How Do We Respond to Culture?

Andy Crouch came to Northeastern Seminary this past week and lead a conference entitled Culture Making: Recovering our Creative Calling. I had a great time hearing his thoughts and connecting with many church leaders/seminary students. My friend JP, who works for Northeastern, asked that I “live tweet” the event and was glad to spread the inspiring thoughts being shared from Andy and the other teachers.

First off, I think it is important to nail down a definition of the word “culture”, since everyone has a different definition of the word. You can read Andy’s shorthand version in the picture above (which I find to be a good one).

Culture is the things we make and/or the meaning we make.

But what I would like to focus on are some of the thoughts he shared regarding how we as Christians do/should respond to the culture around us.  Andy suggests that the first four responses below are reactive, whereas the last two are Biblical.


6 Ways to Respond to Culture


1.) Condemn it

One common response from Christians is to “condemn” the world around you. The idea is that the world will continue to morally decay until Christ returns, so we should condemn the culture for everything wrong with it.  Looking back 60 years ago, this would be the common Christian thought.  Christians should not play card games (could lead to gambling), watch any movies, or listen to any music that did not have a Christian label on it.

2.) Critique it.

Another response is to “critique” culture.  This would be similar to that of Francis Schaeffer stance – that Christians should stay at a distance from culture, but can weigh in on the parts of it from a distance.  Andy suggested that you could make a Biblical case for this (as Shaeffer did), but it is not the response that is most true to what Scripture points us to.  Sometimes this is helpful, but often can simply create an “us versus them” mentality (them being our neighbors).

3. Copy it.

Copying culture is taking what the culture has done and changing it to make it “Christianized”.  I remember growing up there were a bunch of t-shirts that said, “Basketball is life…the rest is just details.”  However, I rocked a shirt that looked similar to this one, saying, “Basketball is my game…JESUS IS MY LIFE!”.  Andy shared that the problem with this response is that often times it is based on a cultural “fad” (he used the example of “Jesus Died for Pedro” – referring to the movie Napolean Dynamite) and that it is often behind the times.  Also, it often times tries to fit the Gospel, or some Biblical truth, into some sort of mold that it doesn’t actually fit into.  It can dumb down the message of truth.

4. Consume it.

Unfortunately, this is the posture most of us as Americans take today.  From “consuming” at church, to consuming by sitting and watching our televisions at night, we are not reflective upon the things we are filling our lives with.  We simply sit there and are entertained.  We consume culture but we do not…

5. Cultivate it.

The idea of cultivating culture, which Andy Crouch suggests is the more Biblical response to culture, comes from the original Garden of Eden story.  In Genesis 2, the job that God gives to Adam is to “till the land, plant it, and keep it” (vs. 8, 15).
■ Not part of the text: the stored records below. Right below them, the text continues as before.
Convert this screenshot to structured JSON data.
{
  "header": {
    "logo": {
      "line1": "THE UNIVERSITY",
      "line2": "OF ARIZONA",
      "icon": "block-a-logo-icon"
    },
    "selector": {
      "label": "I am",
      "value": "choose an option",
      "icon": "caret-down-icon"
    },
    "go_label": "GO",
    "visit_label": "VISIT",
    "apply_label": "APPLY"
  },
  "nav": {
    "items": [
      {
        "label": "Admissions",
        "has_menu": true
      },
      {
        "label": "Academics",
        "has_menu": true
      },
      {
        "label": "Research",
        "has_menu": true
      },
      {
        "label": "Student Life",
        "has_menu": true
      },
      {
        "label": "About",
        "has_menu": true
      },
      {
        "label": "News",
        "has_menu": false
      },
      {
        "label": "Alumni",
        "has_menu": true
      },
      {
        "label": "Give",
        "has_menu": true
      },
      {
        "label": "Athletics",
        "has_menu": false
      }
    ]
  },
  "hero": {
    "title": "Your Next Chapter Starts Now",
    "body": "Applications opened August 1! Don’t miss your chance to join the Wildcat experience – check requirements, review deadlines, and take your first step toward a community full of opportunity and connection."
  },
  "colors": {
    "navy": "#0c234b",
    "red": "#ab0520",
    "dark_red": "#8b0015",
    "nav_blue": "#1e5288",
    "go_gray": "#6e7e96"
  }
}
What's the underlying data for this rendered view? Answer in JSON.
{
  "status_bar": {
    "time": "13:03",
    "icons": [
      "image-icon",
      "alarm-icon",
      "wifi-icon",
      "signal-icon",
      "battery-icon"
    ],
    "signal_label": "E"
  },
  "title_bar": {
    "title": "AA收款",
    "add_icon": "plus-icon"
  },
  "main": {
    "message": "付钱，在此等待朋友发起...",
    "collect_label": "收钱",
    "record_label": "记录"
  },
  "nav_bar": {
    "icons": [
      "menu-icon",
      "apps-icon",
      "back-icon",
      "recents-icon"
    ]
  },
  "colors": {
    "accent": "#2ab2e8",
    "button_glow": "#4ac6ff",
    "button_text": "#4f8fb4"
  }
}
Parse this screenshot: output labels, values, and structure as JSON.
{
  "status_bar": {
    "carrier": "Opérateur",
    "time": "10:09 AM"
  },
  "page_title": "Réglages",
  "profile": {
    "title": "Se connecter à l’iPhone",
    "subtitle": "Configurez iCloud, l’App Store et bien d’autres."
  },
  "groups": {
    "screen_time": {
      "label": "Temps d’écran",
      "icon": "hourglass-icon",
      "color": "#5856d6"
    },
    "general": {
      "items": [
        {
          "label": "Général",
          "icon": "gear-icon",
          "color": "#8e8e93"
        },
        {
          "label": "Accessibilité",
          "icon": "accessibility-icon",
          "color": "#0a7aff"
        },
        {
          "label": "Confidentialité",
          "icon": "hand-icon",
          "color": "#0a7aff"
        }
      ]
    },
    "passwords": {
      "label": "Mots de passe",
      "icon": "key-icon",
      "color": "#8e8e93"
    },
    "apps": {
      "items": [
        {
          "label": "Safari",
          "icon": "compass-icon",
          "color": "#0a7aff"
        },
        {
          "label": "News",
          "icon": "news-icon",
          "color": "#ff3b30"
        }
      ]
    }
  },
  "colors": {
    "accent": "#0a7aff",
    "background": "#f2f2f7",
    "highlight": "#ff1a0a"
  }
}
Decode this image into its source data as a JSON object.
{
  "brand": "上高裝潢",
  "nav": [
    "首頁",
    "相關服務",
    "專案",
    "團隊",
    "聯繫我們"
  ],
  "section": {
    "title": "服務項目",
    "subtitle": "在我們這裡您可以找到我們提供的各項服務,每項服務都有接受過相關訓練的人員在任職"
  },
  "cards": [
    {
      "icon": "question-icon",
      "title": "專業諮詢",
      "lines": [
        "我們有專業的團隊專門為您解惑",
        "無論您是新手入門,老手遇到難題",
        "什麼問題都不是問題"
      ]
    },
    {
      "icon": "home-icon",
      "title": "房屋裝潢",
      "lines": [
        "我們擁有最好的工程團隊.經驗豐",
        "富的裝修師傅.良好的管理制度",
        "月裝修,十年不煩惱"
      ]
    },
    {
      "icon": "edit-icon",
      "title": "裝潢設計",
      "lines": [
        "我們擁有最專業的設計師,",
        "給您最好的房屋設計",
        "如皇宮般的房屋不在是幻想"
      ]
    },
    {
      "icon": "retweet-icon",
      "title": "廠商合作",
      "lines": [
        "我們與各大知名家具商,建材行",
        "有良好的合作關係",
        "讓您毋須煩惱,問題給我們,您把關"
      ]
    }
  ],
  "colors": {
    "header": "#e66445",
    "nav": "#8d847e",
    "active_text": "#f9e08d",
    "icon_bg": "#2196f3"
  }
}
The original job of mankind, before the Fall, is to cultivate.  The other Biblical response is to…

6. Create it.

Out of the ground the Lord God formed every animal of the field and every bird of the air and brought them to the man to see what he would call them; and whatever the man called every living creature, that was its name.” Genesis 2.19

The Creator gives his creation the ability to re-create. Adam creates names for all the creatures – and God gives him full control of this. As I tweeted from the conference: “In Genesis 2, Adam CULTIVATES the Garden and CREATES names for the animals. This, Crouch says, is the only way to change culture.”

What do you think? Is it a worthwhile endeavor to try and influence culture? What’s your posture towards culture? What is the most “Biblical” response to culture?